"Возможно", - согласился Джонни.
Она проводила его до выхода, и, прежде чем выйти, он слегка приподнял пальцем ее голову и поцеловал в губы, легко, одобряюще. Затем он ушел, а она прислонилась лбом к запертой двери и мгновение так постояла. Годами поцелуй, прикосновение к подбородку означали для нее прелюдию к страху и боли. Поцелуй Джонни вызвал в ней только желание ему ответить, свободно, открыто. Но что-то стояло между ними, и она боялась.
Она вернулась в ванную и уставилась на блестящую чистую поверхность зеркала. Знакомо заломило в висках. Она прижала пальцы там, где болело, и уставилась на себя в зеркало. Уверенность и определенность улетучивались. У нее в голове возник вечный мучительный вопрос, шаткая неуверенность в себе. Что реально, что нереально? Действительно ли она может это различить? Она не осмелится обратиться к Джонни, пока не будет уверена. Неужели она снова увидела то, чего не существует.
Когда она отвернулась от зеркала и пошла в спальню, она чувствовала себя подавленной и в немалой степени испуганной. По дороге к тумбочке она рассеянно вынула золотую сережку. Что-то блестело рядом с телефоном. Она подняла это и увидела кружок размером чуть поменьше пятидесятицентовой монеты. Это было похоже на плоскую серебряную монету неправильной формы. На ней был выбит профиль - лицо греческой женщины в шлеме с плюмажем, без сомнения - Афины Паллады. Она перевернула монету и уставилась на оборотную сторону. На серебре была выдавлена фигурка совы с огромными круглыми глазами. Ее пальцы сжались в шоке. Но это, на удивление, вернуло ей мужество. Это не мыльные следы, которые можно легко смыть. Это твердое доказательство того, что кто-то приходил в ее комнату и оставил этот символ совы там, где она могла его найти.
С монетой в руке она опять подошла к двери Ванды и резко постучала. Женщина открыла ей, и Доркас протянула ей ладонь с монетой, обращенной совой вверх.
"Ты знаешь, что это?"
Ванда посмотрела на монету, не прикасаясь к ней. Черная матовость ее глаз ничего не выражала, ее лицо было безразличным.
"Я не знаю", - сказала она.
"Объясни мне, откуда это взялось? - настаивала Доркас. - Я только что нашла это на тумбочке. Кто ее туда положил? Кто побывал в комнате, пока меня не было?"
"Никто сюда не заходил, - ровно произнесла Ванда. - Я брала ребенка на обед. Мы ходили на прогулку. Ключ я брала с собой. Никто сюда не заходил".
Она ничего не добьется от Ванды Петрус. Доркас вернулась в свою комнату и прошла через хлипкую балконную дверь. Свет из комнаты Фернанды падал широкой полосой на соседнюю секцию балкона. Она постучала в приоткрытые ставни.
Немедленно появилась Фернанда, чтобы ее впустить.

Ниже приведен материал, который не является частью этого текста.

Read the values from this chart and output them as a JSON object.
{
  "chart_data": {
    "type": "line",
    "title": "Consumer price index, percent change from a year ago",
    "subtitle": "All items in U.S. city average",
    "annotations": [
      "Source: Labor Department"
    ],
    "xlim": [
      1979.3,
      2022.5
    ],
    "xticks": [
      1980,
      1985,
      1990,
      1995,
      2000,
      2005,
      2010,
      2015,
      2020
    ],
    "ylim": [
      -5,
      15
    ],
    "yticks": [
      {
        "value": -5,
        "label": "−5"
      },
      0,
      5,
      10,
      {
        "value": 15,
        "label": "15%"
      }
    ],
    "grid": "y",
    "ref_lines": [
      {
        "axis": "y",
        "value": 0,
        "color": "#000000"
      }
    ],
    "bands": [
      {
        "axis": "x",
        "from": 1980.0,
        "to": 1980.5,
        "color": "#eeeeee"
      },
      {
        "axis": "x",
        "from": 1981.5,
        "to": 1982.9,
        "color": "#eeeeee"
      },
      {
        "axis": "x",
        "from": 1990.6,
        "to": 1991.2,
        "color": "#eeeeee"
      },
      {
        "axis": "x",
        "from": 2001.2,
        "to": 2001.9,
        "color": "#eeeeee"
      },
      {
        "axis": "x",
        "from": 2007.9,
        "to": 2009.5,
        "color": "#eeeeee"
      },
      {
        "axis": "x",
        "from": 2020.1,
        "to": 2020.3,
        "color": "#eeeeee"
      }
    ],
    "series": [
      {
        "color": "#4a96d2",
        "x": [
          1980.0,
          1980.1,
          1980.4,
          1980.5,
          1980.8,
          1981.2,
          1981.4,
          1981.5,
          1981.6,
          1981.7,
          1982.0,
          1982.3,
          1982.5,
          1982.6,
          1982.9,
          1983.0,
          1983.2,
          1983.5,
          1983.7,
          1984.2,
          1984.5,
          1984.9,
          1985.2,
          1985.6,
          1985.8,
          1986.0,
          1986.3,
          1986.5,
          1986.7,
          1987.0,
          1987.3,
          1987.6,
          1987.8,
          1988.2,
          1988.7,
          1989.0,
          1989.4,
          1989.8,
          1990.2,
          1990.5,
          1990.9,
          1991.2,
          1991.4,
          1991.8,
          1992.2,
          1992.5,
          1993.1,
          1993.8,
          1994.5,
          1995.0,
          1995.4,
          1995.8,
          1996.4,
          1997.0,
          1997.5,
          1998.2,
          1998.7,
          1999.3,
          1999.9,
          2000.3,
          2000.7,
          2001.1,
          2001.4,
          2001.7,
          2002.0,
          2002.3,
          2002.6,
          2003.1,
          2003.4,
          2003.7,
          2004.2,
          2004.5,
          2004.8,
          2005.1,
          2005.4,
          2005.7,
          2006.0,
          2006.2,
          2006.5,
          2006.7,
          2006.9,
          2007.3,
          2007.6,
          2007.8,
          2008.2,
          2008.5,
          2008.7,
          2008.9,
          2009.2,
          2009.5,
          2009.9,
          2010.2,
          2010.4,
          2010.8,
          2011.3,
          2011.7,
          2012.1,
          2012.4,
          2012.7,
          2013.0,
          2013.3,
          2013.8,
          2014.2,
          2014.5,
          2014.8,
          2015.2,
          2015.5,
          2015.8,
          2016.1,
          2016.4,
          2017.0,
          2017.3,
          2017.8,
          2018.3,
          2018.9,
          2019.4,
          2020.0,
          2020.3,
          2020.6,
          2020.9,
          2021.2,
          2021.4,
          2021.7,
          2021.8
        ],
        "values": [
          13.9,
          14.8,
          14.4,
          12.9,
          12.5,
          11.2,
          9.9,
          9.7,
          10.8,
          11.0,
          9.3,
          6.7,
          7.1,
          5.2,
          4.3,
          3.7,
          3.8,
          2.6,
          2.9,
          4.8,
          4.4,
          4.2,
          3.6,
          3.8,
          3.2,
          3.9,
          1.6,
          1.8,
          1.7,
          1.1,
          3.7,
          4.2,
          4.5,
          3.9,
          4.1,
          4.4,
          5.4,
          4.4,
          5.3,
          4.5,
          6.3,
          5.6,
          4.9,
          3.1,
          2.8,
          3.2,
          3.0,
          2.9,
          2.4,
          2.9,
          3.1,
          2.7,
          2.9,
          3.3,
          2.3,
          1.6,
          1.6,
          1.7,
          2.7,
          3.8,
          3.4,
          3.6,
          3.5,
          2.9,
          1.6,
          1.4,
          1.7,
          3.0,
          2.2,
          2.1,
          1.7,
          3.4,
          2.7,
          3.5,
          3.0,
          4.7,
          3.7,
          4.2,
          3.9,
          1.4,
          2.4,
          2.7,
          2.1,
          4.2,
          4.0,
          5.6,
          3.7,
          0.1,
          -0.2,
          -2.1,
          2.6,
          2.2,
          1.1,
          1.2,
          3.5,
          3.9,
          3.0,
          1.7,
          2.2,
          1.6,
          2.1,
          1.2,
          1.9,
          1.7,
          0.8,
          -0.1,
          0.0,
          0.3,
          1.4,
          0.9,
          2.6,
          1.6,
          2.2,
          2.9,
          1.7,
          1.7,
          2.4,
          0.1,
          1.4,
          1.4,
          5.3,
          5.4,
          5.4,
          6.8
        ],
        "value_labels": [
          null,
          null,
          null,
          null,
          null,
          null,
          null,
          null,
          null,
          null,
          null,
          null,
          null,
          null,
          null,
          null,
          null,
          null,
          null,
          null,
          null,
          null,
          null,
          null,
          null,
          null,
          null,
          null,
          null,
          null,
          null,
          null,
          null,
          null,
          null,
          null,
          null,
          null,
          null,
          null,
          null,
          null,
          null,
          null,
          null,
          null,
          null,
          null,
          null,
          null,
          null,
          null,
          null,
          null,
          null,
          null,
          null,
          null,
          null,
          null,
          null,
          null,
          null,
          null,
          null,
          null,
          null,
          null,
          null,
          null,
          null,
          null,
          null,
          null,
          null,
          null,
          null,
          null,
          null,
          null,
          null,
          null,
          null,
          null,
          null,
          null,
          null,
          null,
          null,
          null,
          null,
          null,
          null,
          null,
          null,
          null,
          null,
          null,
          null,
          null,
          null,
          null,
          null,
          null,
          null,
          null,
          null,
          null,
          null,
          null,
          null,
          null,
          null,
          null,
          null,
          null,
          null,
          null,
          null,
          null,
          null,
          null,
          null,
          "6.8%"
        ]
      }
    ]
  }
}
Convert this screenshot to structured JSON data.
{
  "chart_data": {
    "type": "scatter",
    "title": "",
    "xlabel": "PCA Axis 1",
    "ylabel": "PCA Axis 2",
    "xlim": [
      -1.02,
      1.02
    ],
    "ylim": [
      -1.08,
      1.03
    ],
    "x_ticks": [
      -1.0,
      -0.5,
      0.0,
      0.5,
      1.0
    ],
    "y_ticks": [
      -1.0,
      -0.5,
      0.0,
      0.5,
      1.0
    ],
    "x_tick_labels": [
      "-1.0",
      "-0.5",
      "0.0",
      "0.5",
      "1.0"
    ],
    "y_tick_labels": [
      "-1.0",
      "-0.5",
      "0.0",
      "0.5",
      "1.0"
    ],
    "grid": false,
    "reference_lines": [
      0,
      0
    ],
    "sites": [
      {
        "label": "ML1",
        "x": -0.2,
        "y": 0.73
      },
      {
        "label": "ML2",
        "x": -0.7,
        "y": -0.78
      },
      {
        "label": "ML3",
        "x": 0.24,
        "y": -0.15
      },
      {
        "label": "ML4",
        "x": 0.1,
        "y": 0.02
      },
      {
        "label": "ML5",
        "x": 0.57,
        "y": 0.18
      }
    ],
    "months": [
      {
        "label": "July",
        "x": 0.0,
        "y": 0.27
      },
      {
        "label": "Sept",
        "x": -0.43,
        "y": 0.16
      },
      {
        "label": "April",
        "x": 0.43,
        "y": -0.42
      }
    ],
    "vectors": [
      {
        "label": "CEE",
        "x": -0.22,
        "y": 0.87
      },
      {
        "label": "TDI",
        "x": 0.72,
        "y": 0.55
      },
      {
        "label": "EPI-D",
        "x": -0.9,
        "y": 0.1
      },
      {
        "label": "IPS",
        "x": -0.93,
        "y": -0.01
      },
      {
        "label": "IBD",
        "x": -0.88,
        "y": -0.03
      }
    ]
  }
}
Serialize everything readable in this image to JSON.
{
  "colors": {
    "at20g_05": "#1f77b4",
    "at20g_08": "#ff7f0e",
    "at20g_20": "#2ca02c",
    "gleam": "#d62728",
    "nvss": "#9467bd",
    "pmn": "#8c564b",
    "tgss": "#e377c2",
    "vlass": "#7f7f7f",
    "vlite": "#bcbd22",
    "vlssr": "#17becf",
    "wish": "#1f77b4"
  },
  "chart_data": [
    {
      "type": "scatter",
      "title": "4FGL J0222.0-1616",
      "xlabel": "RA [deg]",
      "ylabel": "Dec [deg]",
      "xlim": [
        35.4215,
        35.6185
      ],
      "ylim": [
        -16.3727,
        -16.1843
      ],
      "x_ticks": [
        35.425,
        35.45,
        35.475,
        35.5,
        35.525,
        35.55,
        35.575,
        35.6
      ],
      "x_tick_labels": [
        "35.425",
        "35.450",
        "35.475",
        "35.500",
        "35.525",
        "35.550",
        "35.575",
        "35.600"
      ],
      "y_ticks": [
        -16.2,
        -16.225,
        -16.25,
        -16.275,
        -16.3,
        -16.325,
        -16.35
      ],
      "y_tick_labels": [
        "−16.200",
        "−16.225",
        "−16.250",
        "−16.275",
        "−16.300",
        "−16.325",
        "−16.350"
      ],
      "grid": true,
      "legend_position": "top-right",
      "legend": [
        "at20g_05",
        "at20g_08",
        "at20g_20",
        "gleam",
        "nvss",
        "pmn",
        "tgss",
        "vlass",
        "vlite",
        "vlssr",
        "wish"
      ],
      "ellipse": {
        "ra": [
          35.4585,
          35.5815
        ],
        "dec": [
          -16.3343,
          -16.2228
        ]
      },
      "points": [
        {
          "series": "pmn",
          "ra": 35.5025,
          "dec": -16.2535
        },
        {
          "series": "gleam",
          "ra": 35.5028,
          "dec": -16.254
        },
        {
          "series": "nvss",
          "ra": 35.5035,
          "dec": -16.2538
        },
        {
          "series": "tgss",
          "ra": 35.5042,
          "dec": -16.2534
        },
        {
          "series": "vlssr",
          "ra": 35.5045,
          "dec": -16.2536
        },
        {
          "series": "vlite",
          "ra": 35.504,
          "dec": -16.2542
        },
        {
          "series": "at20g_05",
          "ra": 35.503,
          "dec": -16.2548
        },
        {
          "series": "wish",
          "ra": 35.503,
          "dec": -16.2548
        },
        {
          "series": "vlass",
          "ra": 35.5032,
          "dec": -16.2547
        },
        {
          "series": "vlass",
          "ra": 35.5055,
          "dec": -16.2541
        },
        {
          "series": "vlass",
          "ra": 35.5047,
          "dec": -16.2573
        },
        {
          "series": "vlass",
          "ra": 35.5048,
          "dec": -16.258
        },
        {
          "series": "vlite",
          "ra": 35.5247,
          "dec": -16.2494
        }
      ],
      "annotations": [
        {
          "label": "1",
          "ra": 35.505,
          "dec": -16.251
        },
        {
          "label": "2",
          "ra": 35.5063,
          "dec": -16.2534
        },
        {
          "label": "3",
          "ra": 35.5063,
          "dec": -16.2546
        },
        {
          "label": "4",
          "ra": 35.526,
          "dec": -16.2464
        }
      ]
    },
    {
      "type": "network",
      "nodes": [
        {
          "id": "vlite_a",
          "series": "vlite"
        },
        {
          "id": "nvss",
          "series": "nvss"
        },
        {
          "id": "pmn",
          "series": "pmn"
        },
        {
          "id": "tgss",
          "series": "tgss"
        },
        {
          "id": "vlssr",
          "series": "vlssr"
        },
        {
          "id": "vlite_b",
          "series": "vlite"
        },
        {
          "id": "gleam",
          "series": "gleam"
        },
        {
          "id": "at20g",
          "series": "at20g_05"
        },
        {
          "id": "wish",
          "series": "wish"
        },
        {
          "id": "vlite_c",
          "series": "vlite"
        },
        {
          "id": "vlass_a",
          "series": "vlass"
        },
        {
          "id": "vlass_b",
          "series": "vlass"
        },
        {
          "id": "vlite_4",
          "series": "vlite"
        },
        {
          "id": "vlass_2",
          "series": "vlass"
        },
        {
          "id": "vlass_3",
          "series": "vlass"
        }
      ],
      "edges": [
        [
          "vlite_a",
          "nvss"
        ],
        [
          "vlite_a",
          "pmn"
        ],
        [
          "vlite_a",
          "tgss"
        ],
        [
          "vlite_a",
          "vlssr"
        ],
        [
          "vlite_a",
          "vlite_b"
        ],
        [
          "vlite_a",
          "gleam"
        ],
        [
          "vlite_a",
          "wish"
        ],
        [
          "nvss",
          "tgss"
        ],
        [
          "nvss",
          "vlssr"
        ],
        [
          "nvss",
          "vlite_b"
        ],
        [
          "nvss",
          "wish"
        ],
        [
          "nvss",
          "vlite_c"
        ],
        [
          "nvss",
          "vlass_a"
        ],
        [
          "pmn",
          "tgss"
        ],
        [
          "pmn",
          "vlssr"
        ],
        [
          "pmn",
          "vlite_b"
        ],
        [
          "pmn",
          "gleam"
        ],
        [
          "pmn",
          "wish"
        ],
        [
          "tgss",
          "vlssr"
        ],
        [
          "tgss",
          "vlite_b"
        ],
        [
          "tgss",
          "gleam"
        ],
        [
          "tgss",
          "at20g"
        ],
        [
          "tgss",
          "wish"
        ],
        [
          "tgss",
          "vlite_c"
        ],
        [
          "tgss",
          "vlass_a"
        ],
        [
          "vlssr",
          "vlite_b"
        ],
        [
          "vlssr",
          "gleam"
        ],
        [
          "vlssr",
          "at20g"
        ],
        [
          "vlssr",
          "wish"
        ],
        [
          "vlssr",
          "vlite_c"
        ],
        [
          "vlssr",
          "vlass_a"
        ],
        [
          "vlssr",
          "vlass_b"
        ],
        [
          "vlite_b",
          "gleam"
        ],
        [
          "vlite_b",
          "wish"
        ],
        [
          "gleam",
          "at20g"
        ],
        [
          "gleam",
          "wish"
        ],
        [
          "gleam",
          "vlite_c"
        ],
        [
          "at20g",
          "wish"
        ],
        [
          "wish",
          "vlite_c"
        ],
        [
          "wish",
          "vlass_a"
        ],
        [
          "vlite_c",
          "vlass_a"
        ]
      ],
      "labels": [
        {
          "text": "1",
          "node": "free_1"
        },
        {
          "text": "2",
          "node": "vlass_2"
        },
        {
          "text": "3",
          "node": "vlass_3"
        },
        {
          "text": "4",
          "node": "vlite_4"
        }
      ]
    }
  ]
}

"Привет. Заходи. Мы с Джонни обсуждаем возможность завтрашнего путешествия в Петалудес. Это долина Бабочек, ты знаешь. К сожалению, знаменитые бабочки до июля не появляются, но там прекрасная лесистая долина и… - до нее, видимо, дошло выражение лица Доркас, потому что она резко оборвала. - Ну что еще? Что-нибудь случилось?"
Доркас протянула руку: "Взгляни, пожалуйста, на это".
Монету недавно полировали, и серебро блестело при свете лампы.
Фернанда взяла ее и надела очки. "Интересно, - сказала она. - Похоже на старинную монету".
"Я только что нашла это у себя на тумбочке, - сказала Доркас. - Когда я уходила, ее не было, и Ванда сказала, что ничего об этом не знает".
Джонни оторвался от карты и взял монету с ладони у Фернанды.
"Птица Афины, сова. Рядом отпечаток оливковой ветви. Это все символ Афины во времена ее власти - "неподкупная сова" Аристофана. - Он посмотрел на Доркас. - Это весьма существенно", - произнес он, и она знала, что он почувствовал ее неуверенность в себе.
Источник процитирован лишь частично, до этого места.